본 repository는 meta에서 개발한 Llama 2를 잘 사용하기 위해 만들어진 'llama-recipes'를 한국어로 번역한 것입니다. Llama 2를 domain에 맞게 fine-tuing하고, tuning한 model을 inference하는 방법도 확인할 수 있습니다. Fine-tuning과 inference를 하기 위해서는 Hugging Face model로 바꾸는 것이 필요로 하며, 여기에서 방법을 확인할 수 있습니다.
대학원에서 LLM과 Multimodal 관련해서 연구하는데, 제가 본 레포지토리를 사용하면서 얻었던 경험을 공유하고 싶어서 한글화 하고 있습니다. (도움이 되었다면 star 좀 흑흑..)

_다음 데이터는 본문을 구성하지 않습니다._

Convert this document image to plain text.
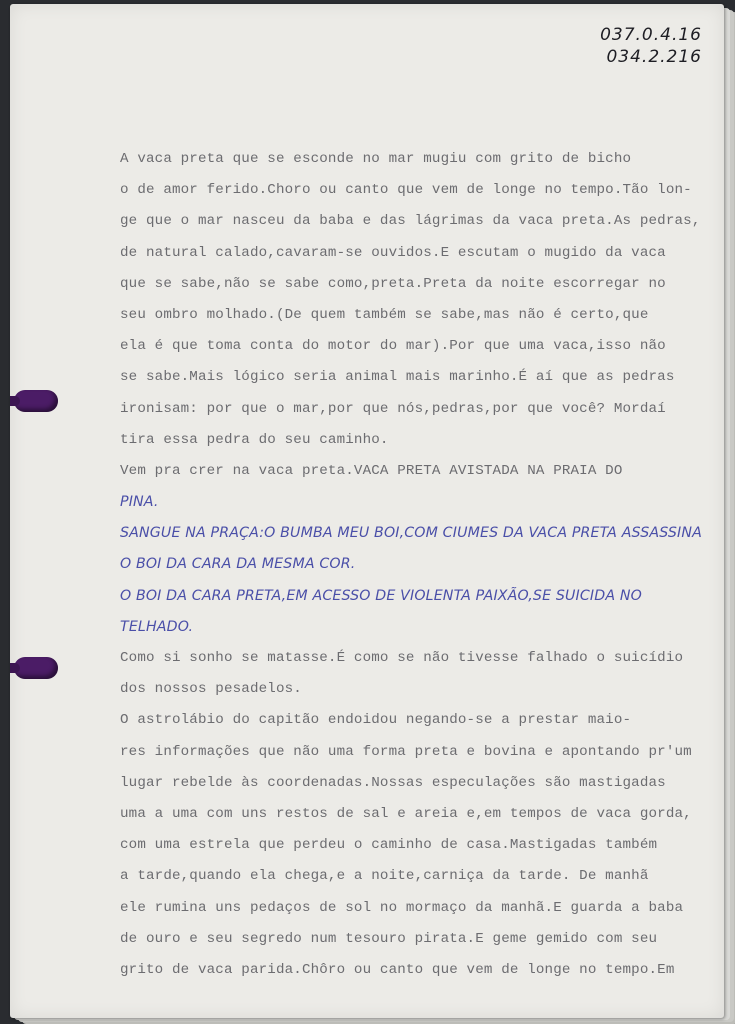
037.0.4.16
034.2.216
A vaca preta que se esconde no mar mugiu com grito de bicho
o de amor ferido.Choro ou canto que vem de longe no tempo.Tão lon-
ge que o mar nasceu da baba e das lágrimas da vaca preta.As pedras,
de natural calado,cavaram-se ouvidos.E escutam o mugido da vaca
que se sabe,não se sabe como,preta.Preta da noite escorregar no
seu ombro molhado.(De quem também se sabe,mas não é certo,que
ela é que toma conta do motor do mar).Por que uma vaca,isso não
se sabe.Mais lógico seria animal mais marinho.É aí que as pedras
ironisam: por que o mar,por que nós,pedras,por que você? Mordaí
tira essa pedra do seu caminho.
Vem pra crer na vaca preta.VACA PRETA AVISTADA NA PRAIA DO
PINA.
SANGUE NA PRAÇA:O BUMBA MEU BOI,COM CIUMES DA VACA PRETA ASSASSINA
O BOI DA CARA DA MESMA COR.
O BOI DA CARA PRETA,EM ACESSO DE VIOLENTA PAIXÃO,SE SUICIDA NO
TELHADO.
Como si sonho se matasse.É como se não tivesse falhado o suicídio
dos nossos pesadelos.
O astrolábio do capitão endoidou negando-se a prestar maio-
res informações que não uma forma preta e bovina e apontando pr'um
lugar rebelde às coordenadas.Nossas especulações são mastigadas
uma a uma com uns restos de sal e areia e,em tempos de vaca gorda,
com uma estrela que perdeu o caminho de casa.Mastigadas também
a tarde,quando ela chega,e a noite,carniça da tarde. De manhã
ele rumina uns pedaços de sol no mormaço da manhã.E guarda a baba
de ouro e seu segredo num tesouro pirata.E geme gemido com seu
grito de vaca parida.Chôro ou canto que vem de longe no tempo.Em
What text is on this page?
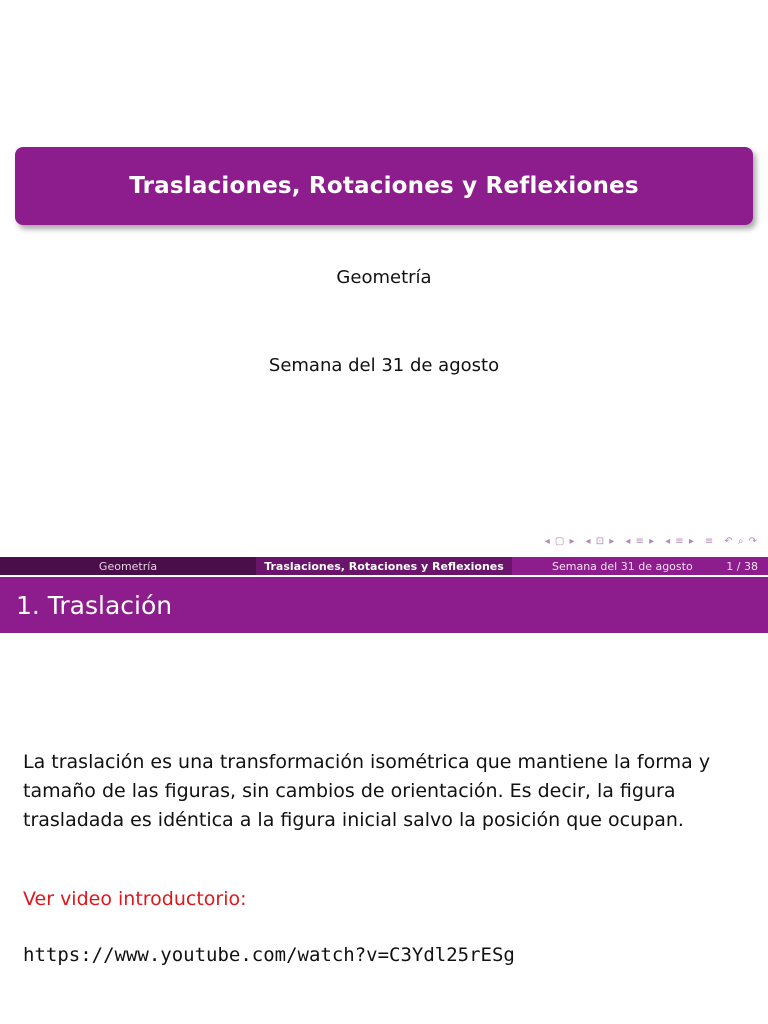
Traslaciones, Rotaciones y Reflexiones
Geometría
Semana del 31 de agosto
◂ ▢ ▸ ◂ ⊡ ▸ ◂ ≡ ▸ ◂ ≡ ▸ ≡ ↶ ⌕ ↷
Geometría	Traslaciones, Rotaciones y Reflexiones	Semana del 31 de agosto	1 / 38
1. Traslación
La traslación es una transformación isométrica que mantiene la forma y tamaño de las figuras, sin cambios de orientación. Es decir, la figura trasladada es idéntica a la figura inicial salvo la posición que ocupan.
Ver video introductorio:
https://www.youtube.com/watch?v=C3Ydl25rESg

이렇게 정리하는 것이 처음이라 궁금하거나, 이해가 안되는 부분 알려주시면 제가 경험해본 선에서 답변해드리겠습니다.
Llama 2모델은 상업적으로 사용하능하고, 더 자세한 부분은 Llama 2 repo를 확인해주세요.
- 시작하기
- Fine-tuning 하기
- Inference 하기
- Hugging face model로 변환하기
- Repository Organization
- License and Acceptable Use Policy
Llama 2 기초 jupyter notebook: Llama 2 model을 어떻게 fine-tuning하고 inference할 수 있는지 확인할 수 있는 notebook입니다. Fine-tuning은 samsum 이라는 대화를 요약하는 데이터셋으로 진행을 합니다. PEFT와 LoRA를 사용해서 GPU 메모리가 24GB일 경우 7B와 13B 모델을 파인튜닝 시킬 수 있습니다. 제가 실험한 환경은 RTX 3090 24GB 4대를 사용하였고, 13B model을 학습할 때 15GB 정도를 잡고 있고, 시간은 1시간 정도 걸린 것 같습니다.
Note All the setting defined in config files can be passed as args through CLI when running the script, there is no need to change from config files directly.
Note In case need to run PEFT model with FSDP, please make sure to use the PyTorch Nightlies.
For more in depth information checkout the following:
torch 버전 2.0.0 사용해야하므로, CUDA version은 11.7 이상을 사용해야합니다.
bitsandbytes는 torch 설치 후에 설치 해야지, 오류가 나지 않았습니다.(많은 경험 후에 알아낸...)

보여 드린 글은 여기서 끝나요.